Click here for Ideas for Observing "TAP" Month
The Facts About Medicine Communication
- Over two-thirds of all doctors' visits end with a prescription being written, making medicines the most common form of intervention (National Ambulatory Medical Care Survey, National Center for Health Statistics, 2001).
- In 2000, the total number of retail prescriptions filled was 2.84 billion. It is expected to exceed three billion in 2001 (National Association of Chain Drug Stores).
- As much as 50% of medications prescribed for chronic use never get taken (J. Avorn, M.D., Harvard Medical School, 1999).
- One study found a 76% difference between medications patients were actually taking vs. those recorded in their charts as prescribed. Older age and a larger number of total medicines were the two factors most likely to contribute to a high rate of discrepancy (Bedell, Archives of Internal Medicine, Vol. 160, July 2000).
- Among elderly patients taking five or more medications, while the prescribing was generally found to be appropriate, what were needed most were more exact directions and more practical directions (Schmader, Journal of the American Geriatrics Society, Vol. 42, 1994).
Who is our audience for Talk About Prescriptions Month?
If you take medicines - or if you manufacture, prescribe, dispense, or educate people about the proper use of medications - then "TAP" Month is for you.
If you're a consumer, you have an important role to play on your "medicine education team." Together with your health care professionals (doctors, pharmacists, nurse and others), you should decide which treatment options are best for you. If medicines are suggested (whether prescription or non-prescription), then take a minute to ask questions about how to use them safely and appropriately (see below for 10 key questions).
If you're a health care professional, good communication about medicines can enhance your patients' positive response to your prescribed treatment regimen. Patients are looking to you for information, tips to promote safe and proper use, and reassurance that they are taking their medicines correctly. Why not host a Talk About Prescriptions event at your office or hospital? To get started, preview the educational resources offered by NCPIE to enhance communication about medicines.

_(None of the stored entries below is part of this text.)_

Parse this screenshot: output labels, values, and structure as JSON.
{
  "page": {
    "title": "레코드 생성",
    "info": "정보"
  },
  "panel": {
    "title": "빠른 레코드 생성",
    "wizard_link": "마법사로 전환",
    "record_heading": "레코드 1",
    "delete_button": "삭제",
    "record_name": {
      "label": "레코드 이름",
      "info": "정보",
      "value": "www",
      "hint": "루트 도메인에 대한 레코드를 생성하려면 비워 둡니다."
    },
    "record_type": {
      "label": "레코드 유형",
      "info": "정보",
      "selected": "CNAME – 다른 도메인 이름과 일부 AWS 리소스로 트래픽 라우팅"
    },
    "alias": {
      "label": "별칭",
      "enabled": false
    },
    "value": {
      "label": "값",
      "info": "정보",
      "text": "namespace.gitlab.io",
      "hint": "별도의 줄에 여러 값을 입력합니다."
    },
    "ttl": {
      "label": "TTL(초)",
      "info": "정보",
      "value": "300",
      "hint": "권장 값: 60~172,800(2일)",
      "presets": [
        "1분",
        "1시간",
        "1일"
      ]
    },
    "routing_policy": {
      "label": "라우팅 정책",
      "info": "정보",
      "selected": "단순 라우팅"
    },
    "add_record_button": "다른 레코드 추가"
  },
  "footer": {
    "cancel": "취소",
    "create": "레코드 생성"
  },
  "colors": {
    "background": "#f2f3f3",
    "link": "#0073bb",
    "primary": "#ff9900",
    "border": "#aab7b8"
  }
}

If you produce patient education materials for certain medicines and/or for select population groups (women, children, non-English speaking, low-literacy populations, etc.), then Talk About Prescriptions Month is for you, too.
If you're a health insurer, health benefits manager, employee wellness coordinator or educator concerned about reducing medication errors and promoting the value of medicines used safely, then Talk About Prescriptions Month can help you promote safe, appropriate medicine use.
Click here to preview our educational resources.
Top 10 Questions Consumers Should Ask Before Taking a New Medicine
- What is the name of the medicine and what is it for? (Is this the brand or generic name?)
- Is a generic version of this medicine available?
- How and when do I take it - and for how long?
- What foods, drinks, other medicines, dietary supplements, or activities should I avoid while taking this medicine?
- When should I expect the medicine to begin to work, and how will I know if it is working? Are there any tests required with this medicine (for example, to check liver or kidney function)?
- Are there any side effects, what are they, and what do I do if they occur?
- Will this medicine work safely with the other prescription and non-prescription medicines I am taking? Will it work safely with any dietary/herbal supplements I am taking?
- Can I get a refill? If so, when?
- How should I store this medicine?
- Is there any written information available about the medicine? (Is it available in large print, or in a language other than English?)